S&P 500 median since 1964
The next chart is from Ned Davis and shows us the S&P 500 median P/E back to 1964, which is 16.9 (dotted green line). The distance we are above or below the median is a valuation clue.
Could the market get more overvalued? Absolutely. It did in the tech bubble.
Household equity percentage vs. S&P 500 total return
The following chart takes some explaining.
It shows the percentage of household financial assets invested in stocks (blue line) versus the S&P 500 total return for the following 10 years (dotted line).
Notice that the right axis is inverted and the dotted line tracks pretty close to the solid blue one. The correlation is 0.91, which is extraordinarily high.
What the chart shows us is that a higher percentage of household assets in equities points to a lower annualized return over the next 10 years.
Note the green arrow at the 2009 low. It points off to the right scale just below 15. That suggests that someone who bought stocks at that low point and holds them until 2019 will realize a roughly 15% annualized return.
That’s the good news. The bad news is that the red arrow at 6-30-2016 means that the 10 years ending 6-30-2026 should produce a 3.25% annual gain. That’s not awful, of course, but it is nowhere near the 7% or more that many pensions and insurance companies think they can earn on their portfolios.
We are way overdue for a correction
Bottom line: We are way overdue for a correction. Again, our situation is not the worst it’s ever been, but we are beginning to bump up against historical lines in the sand.
Here’s the chart, which shows the number of days before the start of 5%, 10%, and 20% corrections.
Here is how you read this chart:
The top section shows the history of the S&P 500 Index from 1928 to present. The next three sections show the number of days prior to the start of 5%, 10%, and 20% corrections.

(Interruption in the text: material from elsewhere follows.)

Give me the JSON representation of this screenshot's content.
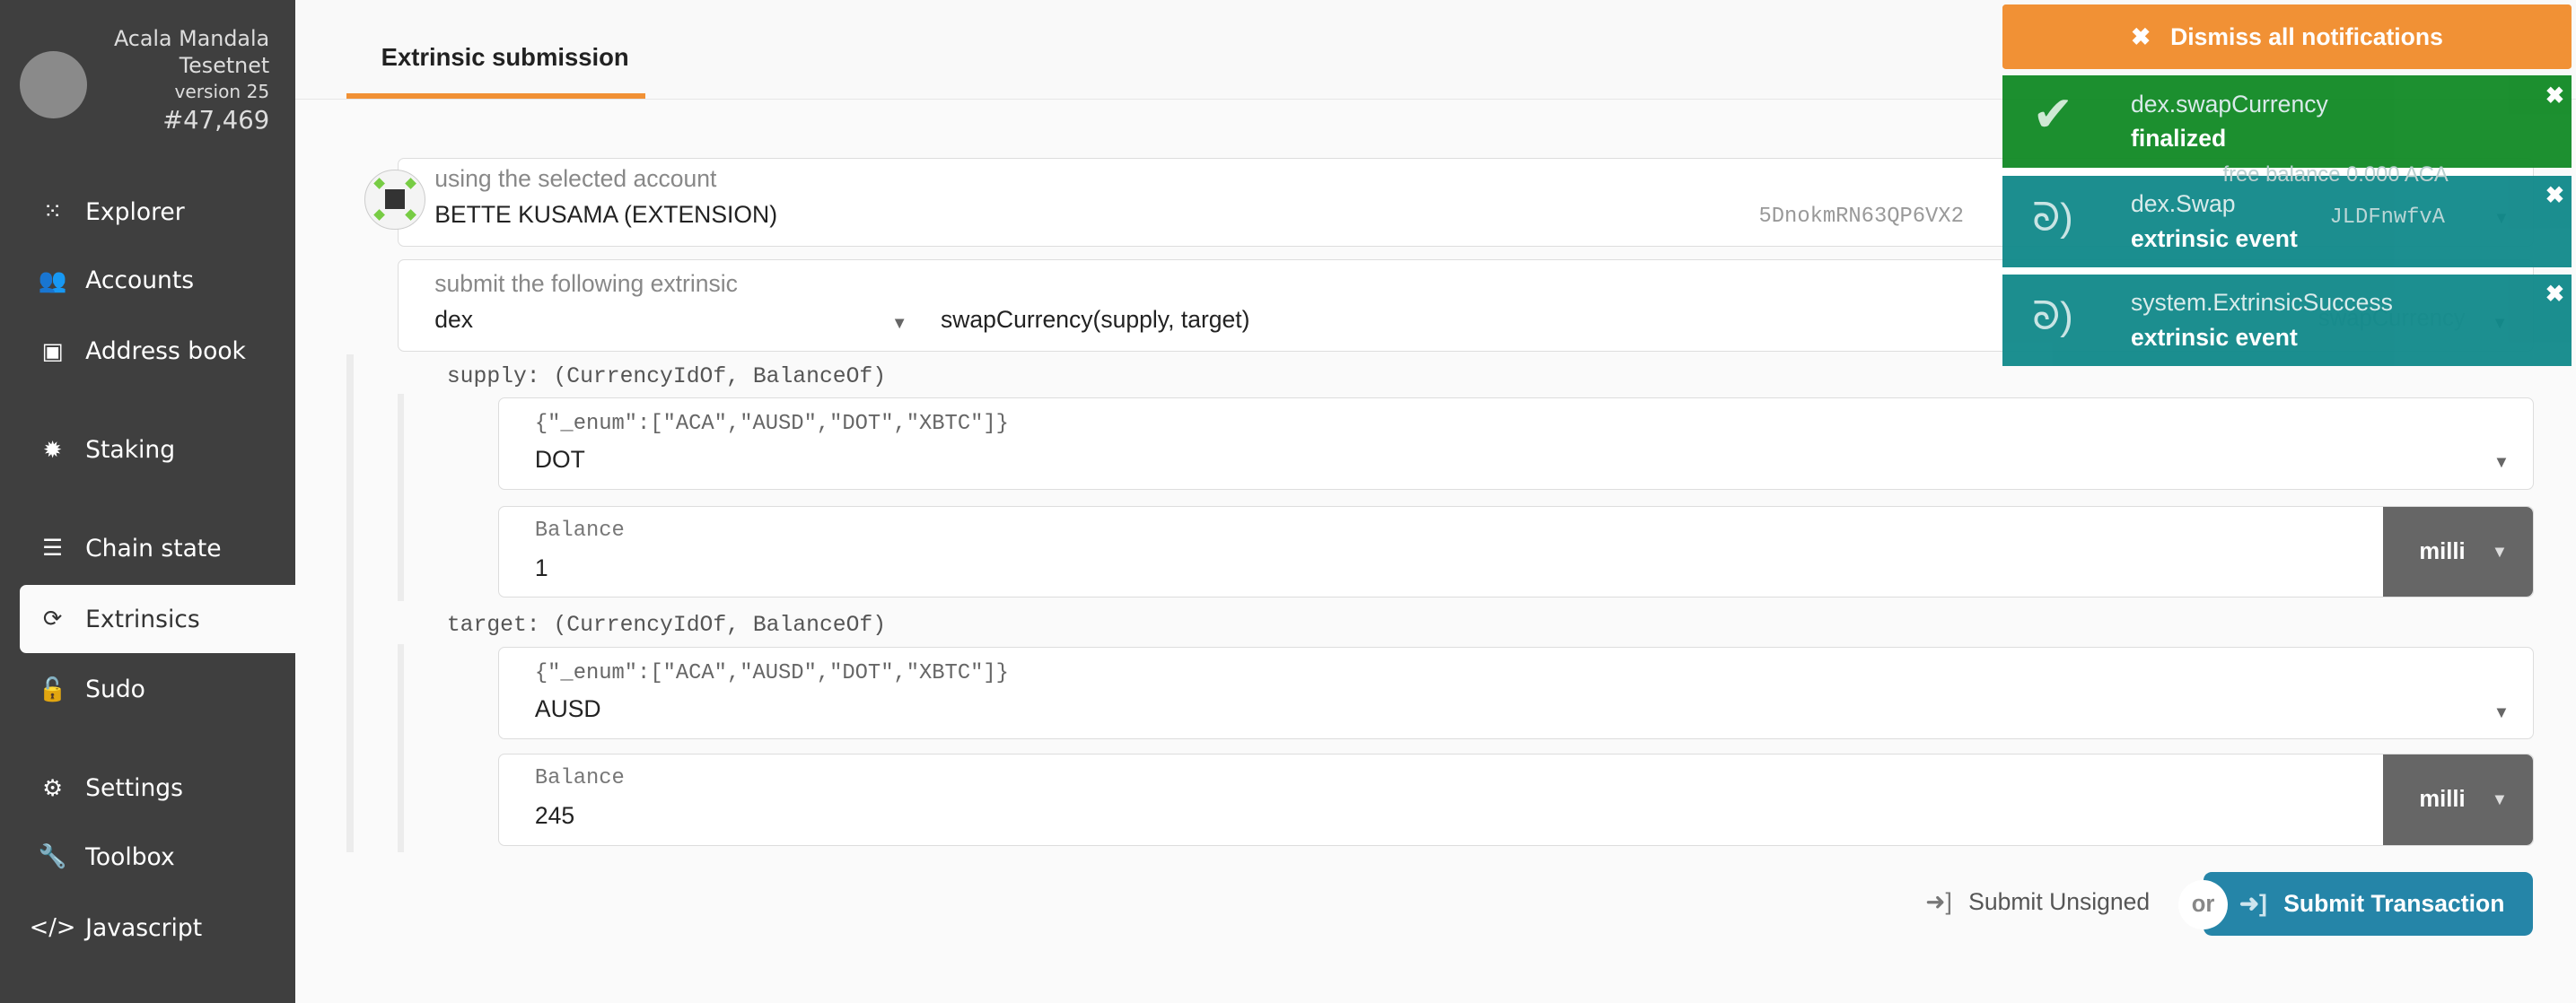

I think we are still in a very long-term secular bear, although there has been a clear cyclical bull market since 2009. I think the next global recession (hopefully not a depression) will potentially give us a vicious bear market that will mark the end of this secular bear.

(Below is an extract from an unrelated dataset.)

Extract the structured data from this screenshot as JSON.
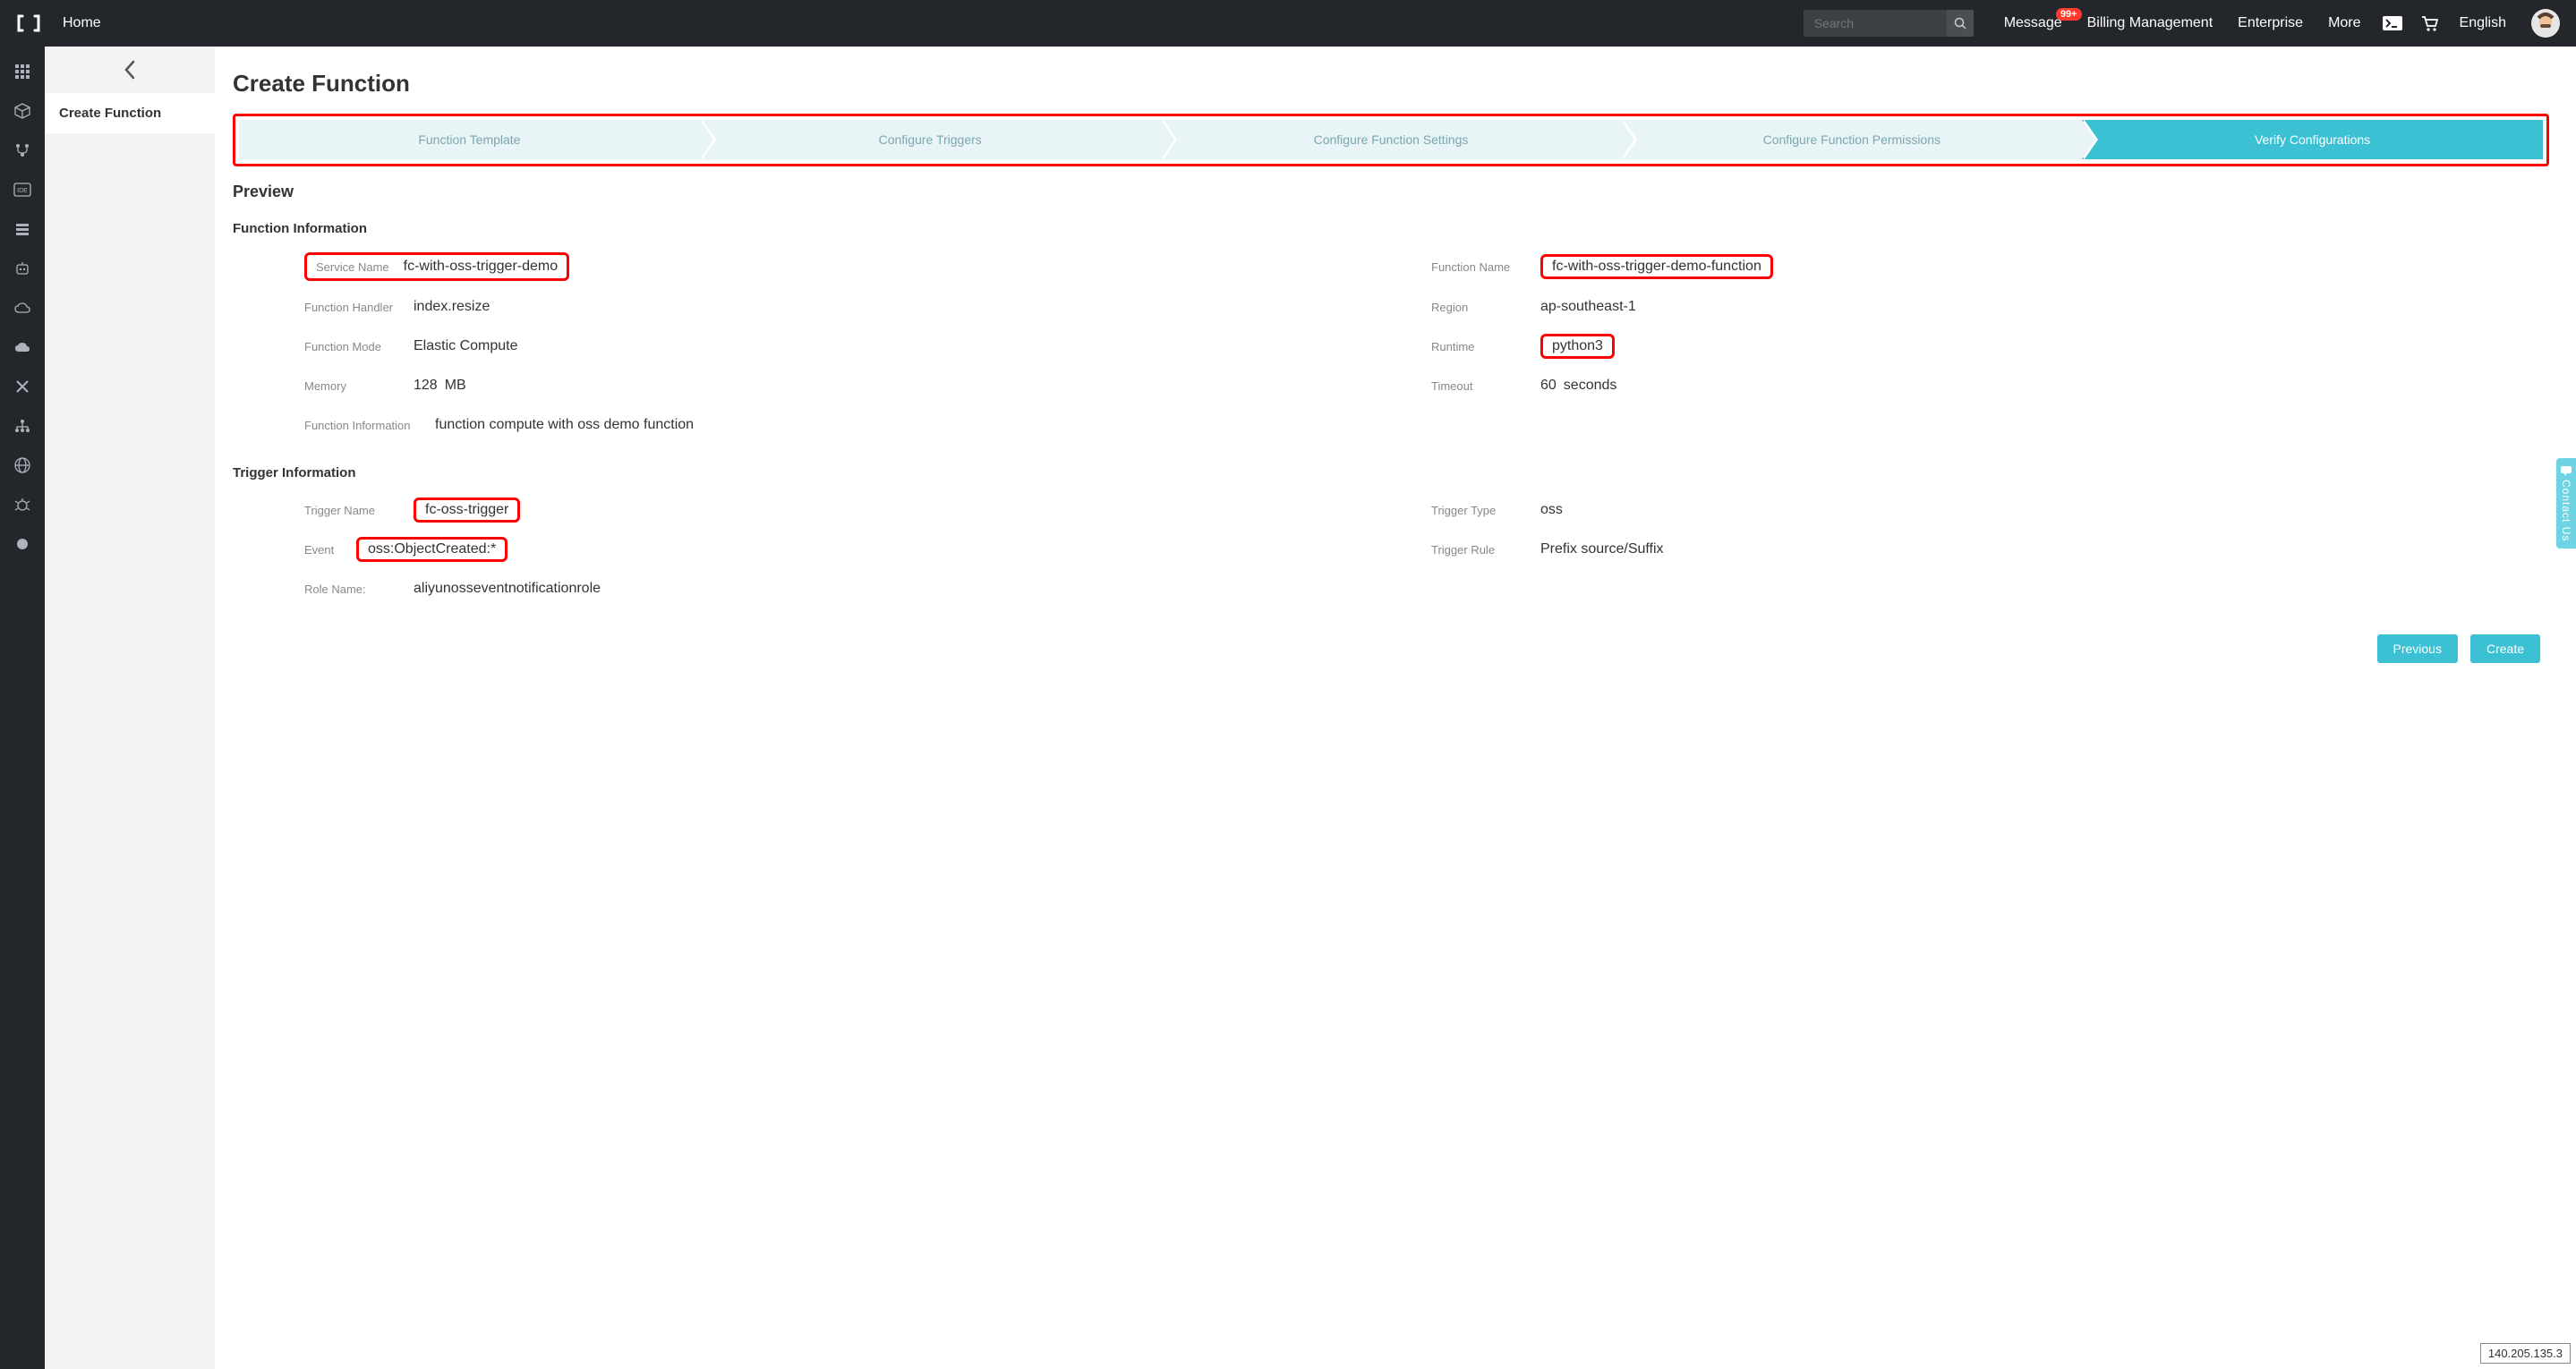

You can see that it has been 116 days since we had a 5% correction. Since 1928, the average number of days before a 5% correction occurred was 50. In secular bull periods, the average number of days was 84. In secular bear periods, the average number of days was 31.

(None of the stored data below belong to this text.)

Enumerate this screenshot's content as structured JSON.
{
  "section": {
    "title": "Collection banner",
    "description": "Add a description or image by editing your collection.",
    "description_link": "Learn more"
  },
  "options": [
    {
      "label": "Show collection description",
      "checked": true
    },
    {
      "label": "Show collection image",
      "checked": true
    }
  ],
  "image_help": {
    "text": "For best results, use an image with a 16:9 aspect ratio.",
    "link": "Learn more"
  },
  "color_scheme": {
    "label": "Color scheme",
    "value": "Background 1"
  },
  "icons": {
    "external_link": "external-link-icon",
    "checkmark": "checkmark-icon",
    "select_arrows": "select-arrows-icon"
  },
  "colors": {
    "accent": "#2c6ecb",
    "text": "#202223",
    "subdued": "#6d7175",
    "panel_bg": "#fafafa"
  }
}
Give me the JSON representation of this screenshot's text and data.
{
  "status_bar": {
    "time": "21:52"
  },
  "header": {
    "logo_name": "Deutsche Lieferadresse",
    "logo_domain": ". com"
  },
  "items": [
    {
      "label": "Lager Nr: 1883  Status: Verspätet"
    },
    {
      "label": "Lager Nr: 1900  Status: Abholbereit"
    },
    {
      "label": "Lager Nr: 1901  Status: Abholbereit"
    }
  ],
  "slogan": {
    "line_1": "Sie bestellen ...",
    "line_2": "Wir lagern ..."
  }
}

Note that we have been 210 days without a 10% correction. Since 1928, the average number of days before a 10% correction occurred was 167. In secular bull periods, the average number of days was 331, while in secular bear periods, the average number of days was 91.
It has been 1955 days since we suffered a 20% correction. Since 1928, the average number of days before a 20% correction occurred was 635. In secular bull periods, the average number of days was 1105. In secular bear periods, the average number of days was 486.
The current case of 1955 days without a 20% correction is more than three times the average of 635 days (for the whole period from 1-3-1928 to 12-8-2016).
For this record number of days, let us all join hands and exclaim, “Thank you, Fed, BOJ, and ECB!”